I couldn't understand why my function does not work

Question

So this should do Luhn's algorithms needs from Harward cs50 pset1. But it has some flow in it which ı could not find. Normally the while loop's condition is not coun it 8 times but while testing it ı thought: first ı should solve the flow in functions work. Luhn's Algorithm work as the following for the ones who can't recall:

Multiply every other digit by 2, starting with the number's second-to-last digit, and then add those products' digits together.

Add the sum to the sum of the digits that weren't multiplied by 2.

If the total's last digit is 0 (or, put more formally, if the total modulo 10 is congruent to 0), the number is valid!

And that's the sample input:

That's kind of confusing, so let's try an example with David's Visa: 4003600000000014.

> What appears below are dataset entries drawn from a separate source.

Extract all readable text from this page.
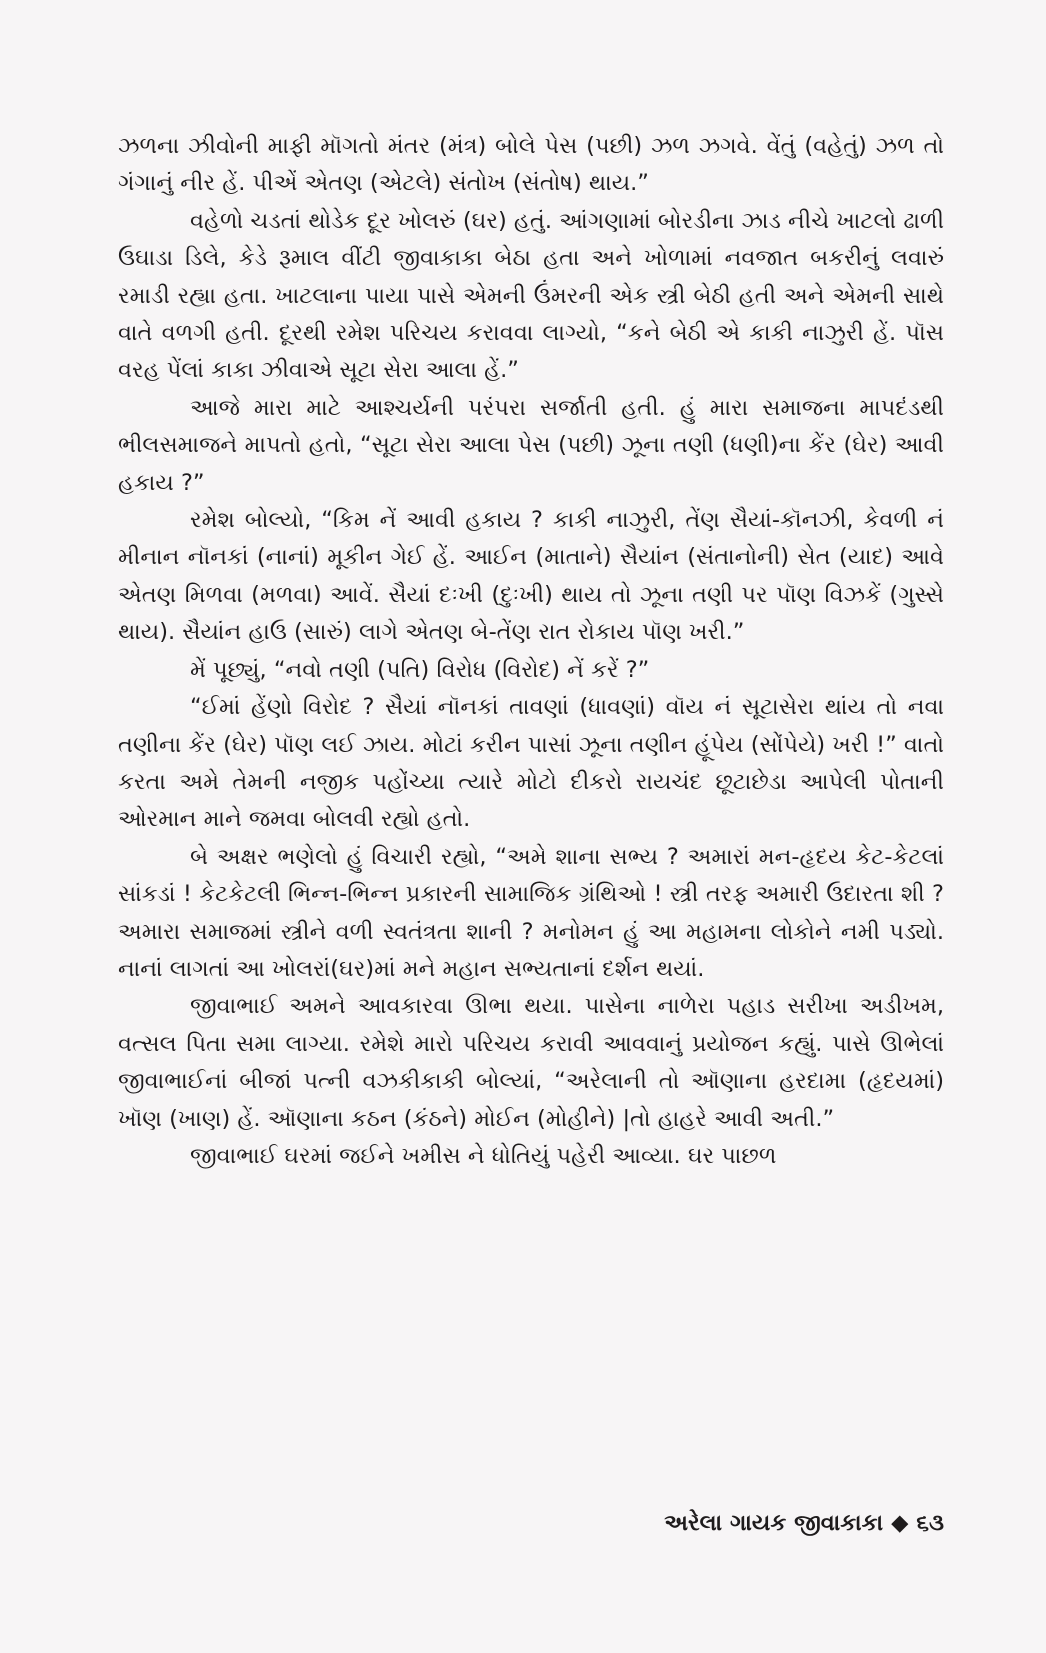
ઝળના ઝીવોની માફી મૉગતો મંતર (મંત્ર) બોલે પેસ (પછી) ઝળ ઝગવે. વેંતું (વહેતું) ઝળ તો ગંગાનું નીર હેં. પીએં એતણ (એટલે) સંતોખ (સંતોષ) થાય.”

વહેળો ચડતાં થોડેક દૂર ખોલરું (ઘર) હતું. આંગણામાં બોરડીના ઝાડ નીચે ખાટલો ઢાળી ઉઘાડા ડિલે, કેડે રૂમાલ વીંટી જીવાકાકા બેઠા હતા અને ખોળામાં નવજાત બકરીનું લવારું રમાડી રહ્યા હતા. ખાટલાના પાયા પાસે એમની ઉંમરની એક સ્ત્રી બેઠી હતી અને એમની સાથે વાતે વળગી હતી. દૂરથી રમેશ પરિચય કરાવવા લાગ્યો, “કને બેઠી એ કાકી નાઝુરી હેં. પૉસ વરહ પેંલાં કાકા ઝીવાએ સૂટા સેરા આલા હેં.”

આજે મારા માટે આશ્ચર્યની પરંપરા સર્જાતી હતી. હું મારા સમાજના માપદંડથી ભીલસમાજને માપતો હતો, “સૂટા સેરા આલા પેસ (પછી) ઝૂના તણી (ધણી)ના કેંર (ઘેર) આવી હકાય ?”

રમેશ બોલ્યો, “કિમ નેં આવી હકાય ? કાકી નાઝુરી, તેંણ સૈયાં-કૉનઝી, કેવળી નં મીનાન નૉનકાં (નાનાં) મૂકીન ગેઈ હેં. આઈન (માતાને) સૈયાંન (સંતાનોની) સેત (યાદ) આવે એતણ મિળવા (મળવા) આવેં. સૈયાં દઃખી (દુઃખી) થાય તો ઝૂના તણી પર પૉણ વિઝકેં (ગુસ્સે થાય). સૈયાંન હાઉ (સારું) લાગે એતણ બે-તેંણ રાત રોકાય પૉણ ખરી.”

મેં પૂછ્યું, “નવો તણી (પતિ) વિરોધ (વિરોદ) નેં કરેં ?”

“ઈમાં હેંણો વિરોદ ? સૈયાં નૉનકાં તાવણાં (ધાવણાં) વૉય નં સૂટાસેરા થાંય તો નવા તણીના કેંર (ઘેર) પૉણ લઈ ઝાય. મોટાં કરીન પાસાં ઝૂના તણીન હૂંપેય (સોંપેયે) ખરી !” વાતો કરતા અમે તેમની નજીક પહોંચ્યા ત્યારે મોટો દીકરો રાયચંદ છૂટાછેડા આપેલી પોતાની ઓરમાન માને જમવા બોલવી રહ્યો હતો.

બે અક્ષર ભણેલો હું વિચારી રહ્યો, “અમે શાના સભ્ય ? અમારાં મન-હૃદય કેટ-કેટલાં સાંકડાં ! કેટકેટલી ભિન્ન-ભિન્ન પ્રકારની સામાજિક ગ્રંથિઓ ! સ્ત્રી તરફ અમારી ઉદારતા શી ? અમારા સમાજમાં સ્ત્રીને વળી સ્વતંત્રતા શાની ? મનોમન હું આ મહામના લોકોને નમી પડ્યો. નાનાં લાગતાં આ ખોલરાં(ઘર)માં મને મહાન સભ્યતાનાં દર્શન થયાં.

જીવાભાઈ અમને આવકારવા ઊભા થયા. પાસેના નાળેરા પહાડ સરીખા અડીખમ, વત્સલ પિતા સમા લાગ્યા. રમેશે મારો પરિચય કરાવી આવવાનું પ્રયોજન કહ્યું. પાસે ઊભેલાં જીવાભાઈનાં બીજાં પત્ની વઝકીકાકી બોલ્યાં, “અરેલાની તો ઑણાના હરદામા (હૃદયમાં) ખૉણ (ખાણ) હેં. ઑણાના કઠન (કંઠને) મોઈન (મોહીને) |તો હાહરે આવી અતી.”

જીવાભાઈ ઘરમાં જઈને ખમીસ ને ધોતિયું પહેરી આવ્યા. ઘર પાછળ

અરેલા ગાયક જીવાકાકા ◆ ૬૩
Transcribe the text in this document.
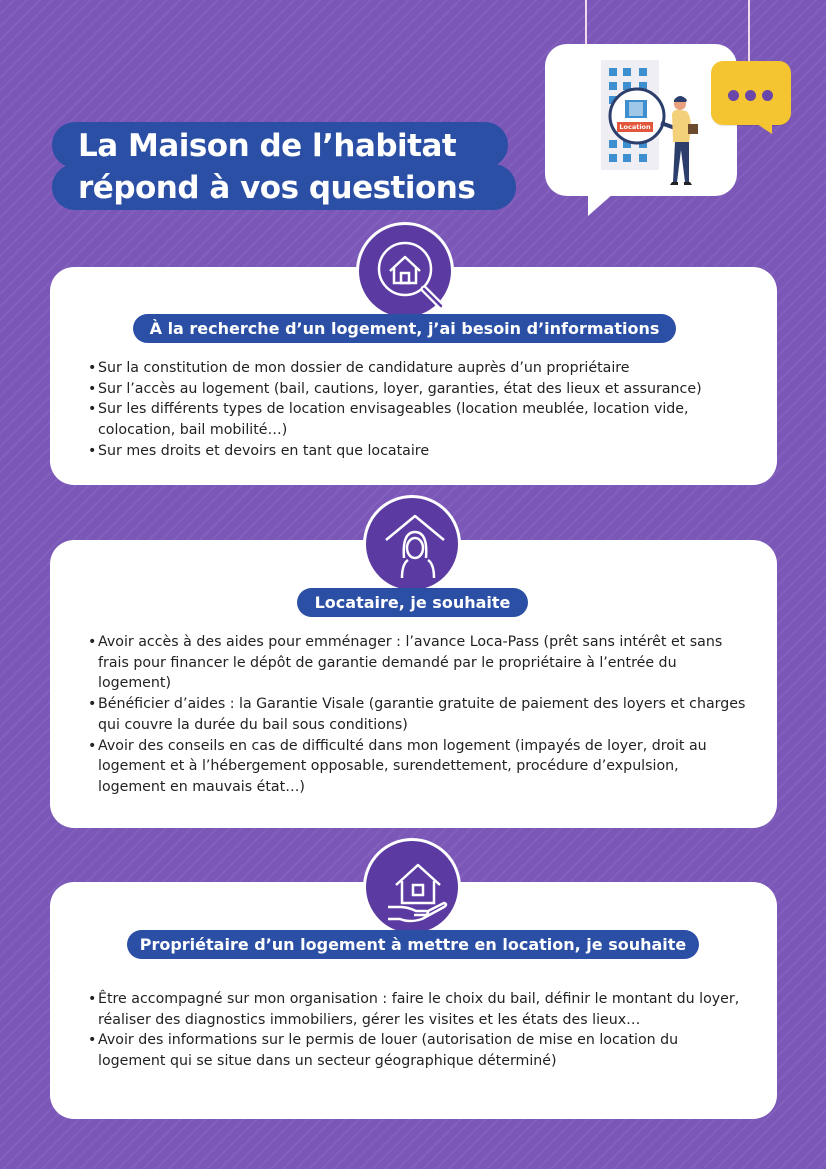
Location
La Maison de l’habitat
répond à vos questions
• Sur la constitution de mon dossier de candidature auprès d’un propriétaire
• Sur l’accès au logement (bail, cautions, loyer, garanties, état des lieux et assurance)
• Sur les différents types de location envisageables (location meublée, location vide, colocation, bail mobilité…)
• Sur mes droits et devoirs en tant que locataire
À la recherche d’un logement, j’ai besoin d’informations
• Avoir accès à des aides pour emménager : l’avance Loca-Pass (prêt sans intérêt et sans frais pour financer le dépôt de garantie demandé par le propriétaire à l’entrée du logement)
• Bénéficier d’aides : la Garantie Visale (garantie gratuite de paiement des loyers et charges qui couvre la durée du bail sous conditions)
• Avoir des conseils en cas de difficulté dans mon logement (impayés de loyer, droit au logement et à l’hébergement opposable, surendettement, procédure d’expulsion, logement en mauvais état…)
Locataire, je souhaite
• Être accompagné sur mon organisation : faire le choix du bail, définir le montant du loyer, réaliser des diagnostics immobiliers, gérer les visites et les états des lieux…
• Avoir des informations sur le permis de louer (autorisation de mise en location du logement qui se situe dans un secteur géographique déterminé)
Propriétaire d’un logement à mettre en location, je souhaite
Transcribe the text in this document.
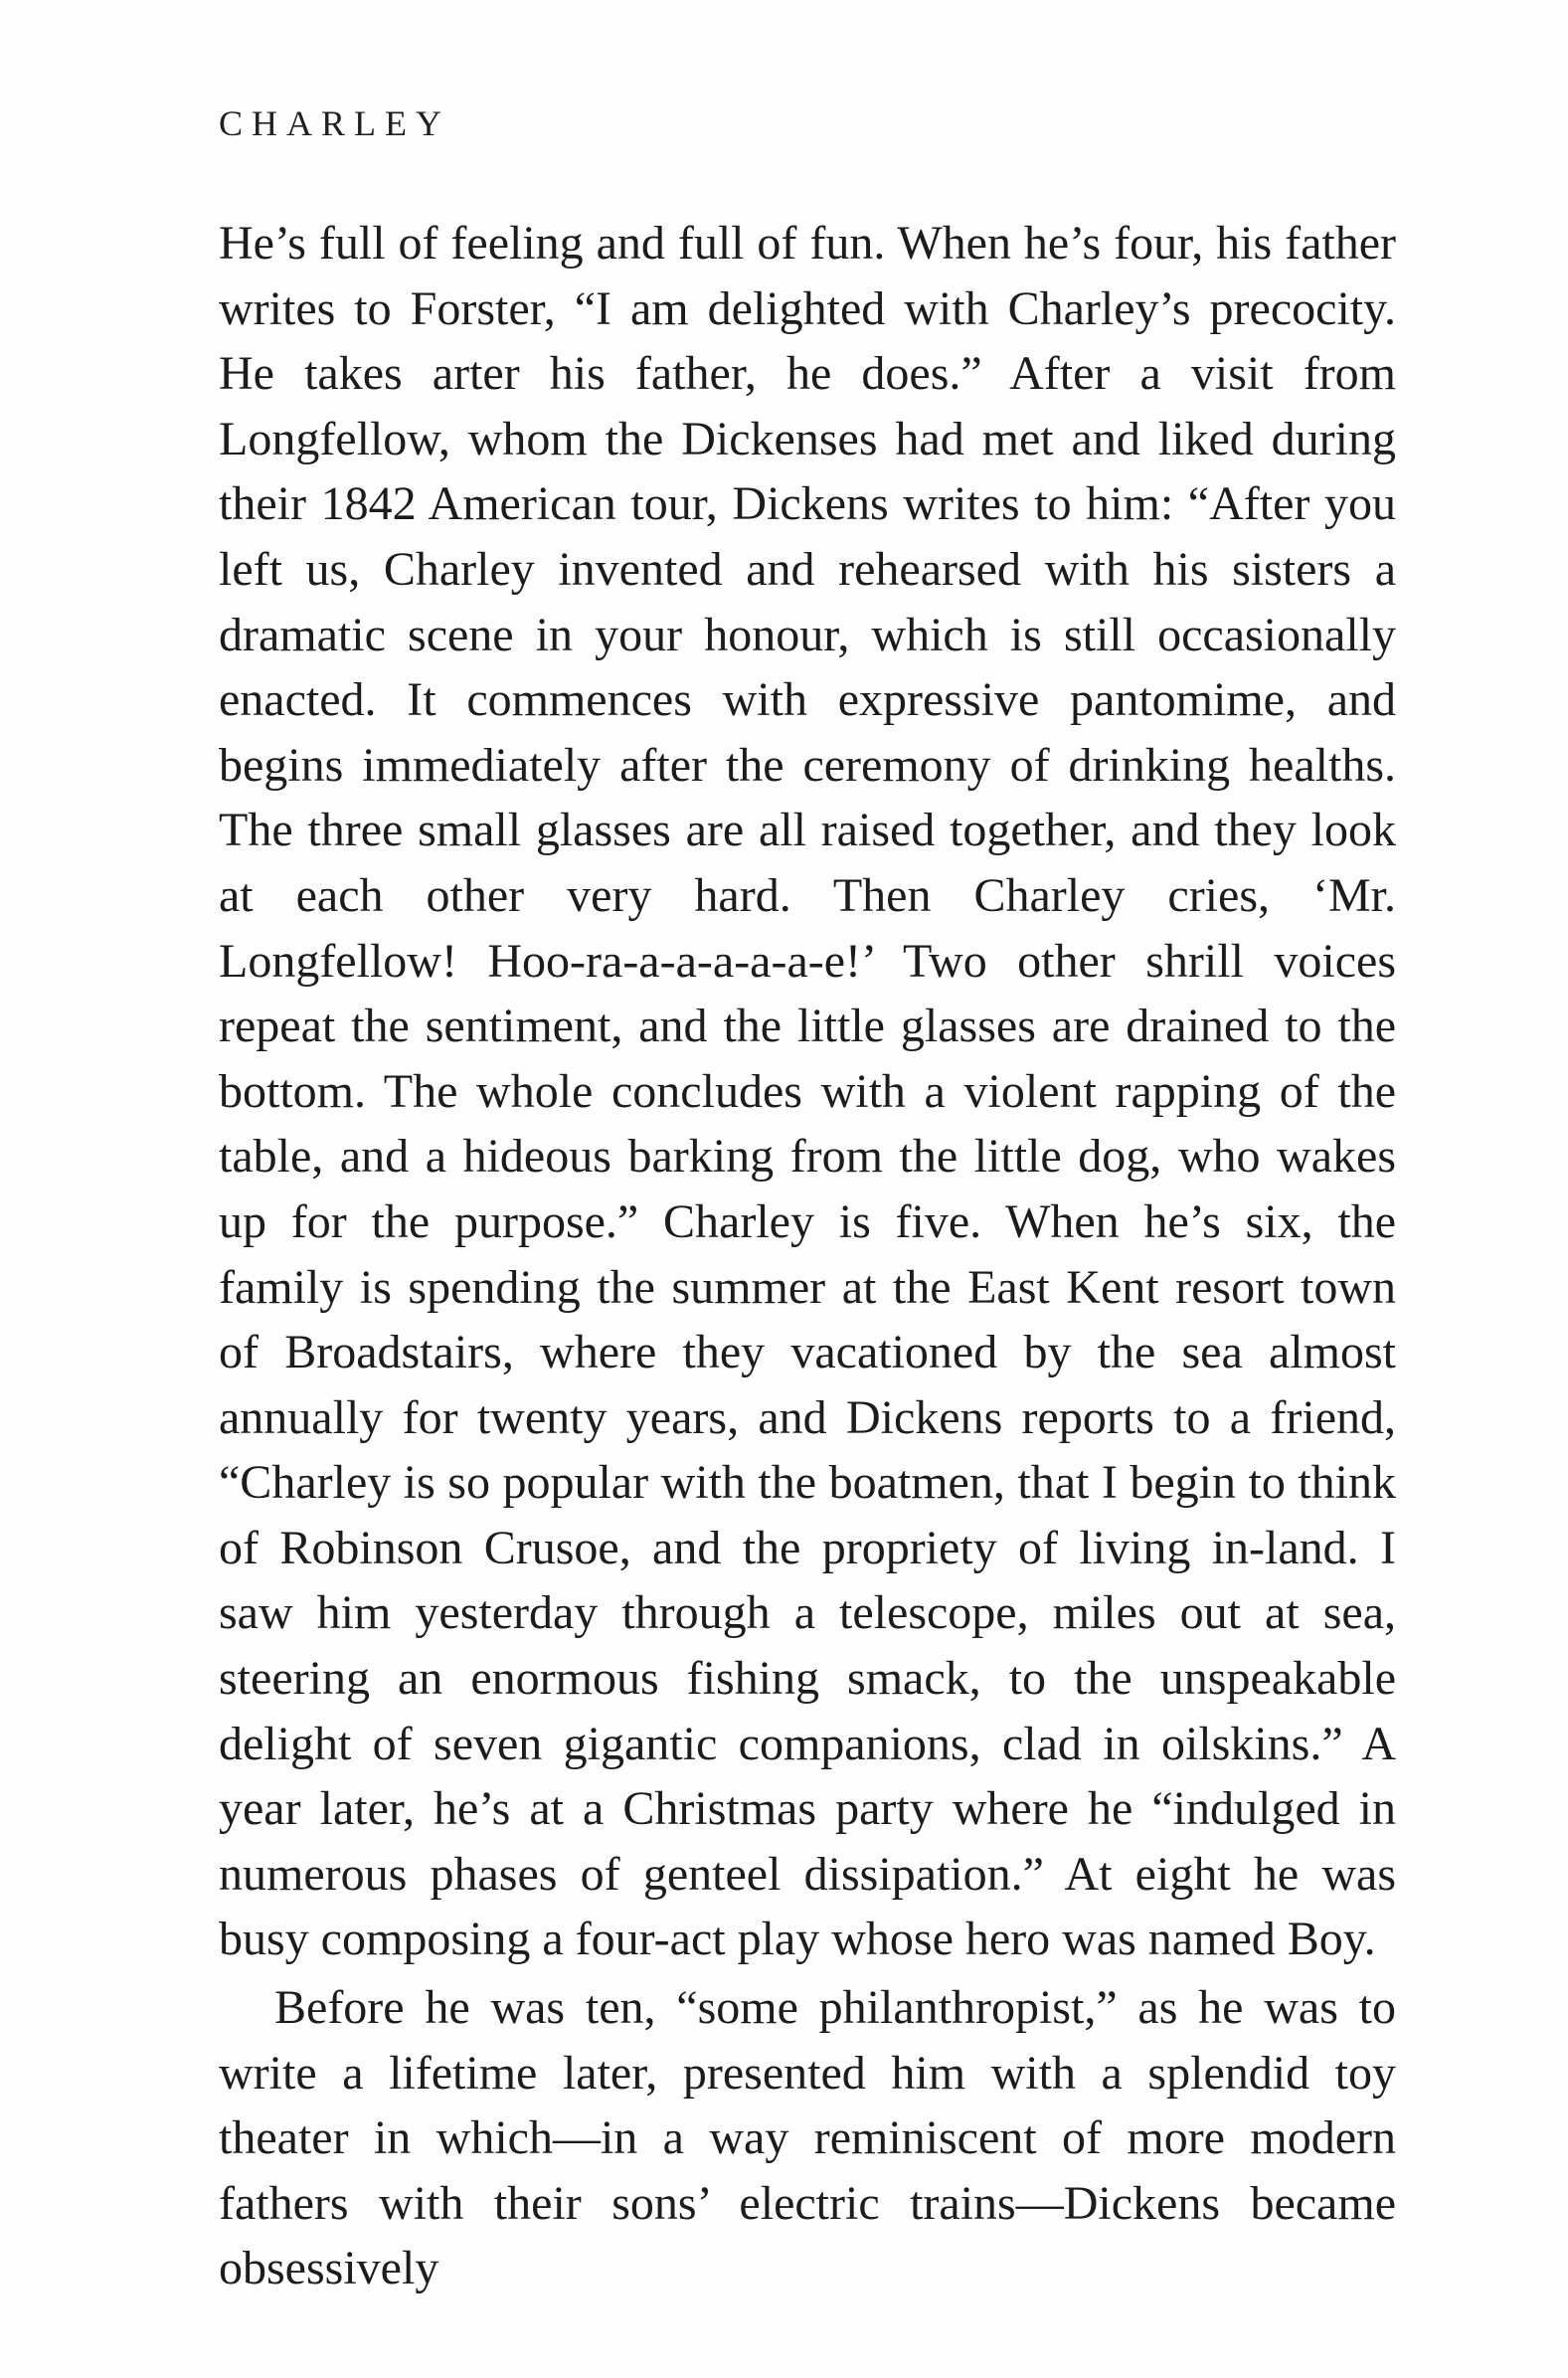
CHARLEY

He’s full of feeling and full of fun. When he’s four, his father writes to Forster, “I am delighted with Charley’s precocity. He takes arter his father, he does.” After a visit from Longfellow, whom the Dickenses had met and liked during their 1842 American tour, Dickens writes to him: “After you left us, Charley invented and rehearsed with his sisters a dramatic scene in your honour, which is still occasionally enacted. It commences with expressive pantomime, and begins immediately after the ceremony of drinking healths. The three small glasses are all raised together, and they look at each other very hard. Then Charley cries, ‘Mr. Longfellow! Hoo-ra-a-a-a-a-a-e!’ Two other shrill voices repeat the sentiment, and the little glasses are drained to the bottom. The whole concludes with a violent rapping of the table, and a hideous barking from the little dog, who wakes up for the purpose.” Charley is five. When he’s six, the family is spending the summer at the East Kent resort town of Broadstairs, where they vacationed by the sea almost annually for twenty years, and Dickens reports to a friend, “Charley is so popular with the boatmen, that I begin to think of Robinson Crusoe, and the propriety of living in-land. I saw him yesterday through a telescope, miles out at sea, steering an enormous fishing smack, to the unspeakable delight of seven gigantic companions, clad in oilskins.” A year later, he’s at a Christmas party where he “indulged in numerous phases of genteel dissipation.” At eight he was busy composing a four-act play whose hero was named Boy.

Before he was ten, “some philanthropist,” as he was to write a lifetime later, presented him with a splendid toy theater in which—in a way reminiscent of more modern fathers with their sons’ electric trains—Dickens became obsessively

For the sake of discussion,

let's first underline every other digit,

starting with the number's second-to-last digit:

4003600000000014

Okay, let's multiply each of the underlined digits by 2:

1•2 + 0•2 + 0•2 + 0•2 + 0•2 + 6•2 + 0•2 + 4•2

That gives us:2 + 0 + 0 + 0 + 0 + 12 + 0 + 8

Now let's add those products' digits (ie, not the products themselves) together:

2 + 0 + 0 + 0 + 0 + 1 + 2 + 0 + 8 = 13

Now let's add that sum (13) to the sum of the digits that weren't multiplied by 2 (starting from the end):13 + 4 + 0 + 0 + 0 + 0 + 0 + 3 + 0 = 20

Yup, the last digit in that sum (20) is a 0, so David's card is legit!

And this is my function.

bool checkdigits(long long x)
{   int power();
    int checklength();
    long counter,sum,summ2,multp2,index;
    sum=0;
    summ2=0;
    index=1;
    counter=0;
while(!(counter == 8))
    {
    sum+=x/power(10,index)%10;
    multp2=(x/power(10,index))%10*2;
    if(multp2 >= 10)
    {summ2 += (multp2 % 10)+1;}
    else if(multp2 < 10)
    {summ2 += multp2 % 10;}
    index = index+2;
    counter++;
    }


if((sum + summ2)%10 == 0)
{return true;}
else
{return false;}
}

Answer 1

As Weather Vane pointed out, it's easier to use a string instead:

bool checkdigits(const char* number)
{
    long long sum1 = 0, sum2 = 0;

    for (int i = strlen(number) - 1; i >= 0; i -= 2) // single add every second
        sum1 += number[i] - '0';
    for (int i = strlen(number) - 2; i >= 0; i -= 2) // double add every other second
        sum2 += 2 * (number[i] - '0') - ((number[i] - '0') > 4 ? 9 : 0);
                                       // number > 4 => 2 * number > 10
                                       // therefore subtract 9

    return (sum1 + sum2) % 10 == 0;
}

I don't know cs50 but that should work.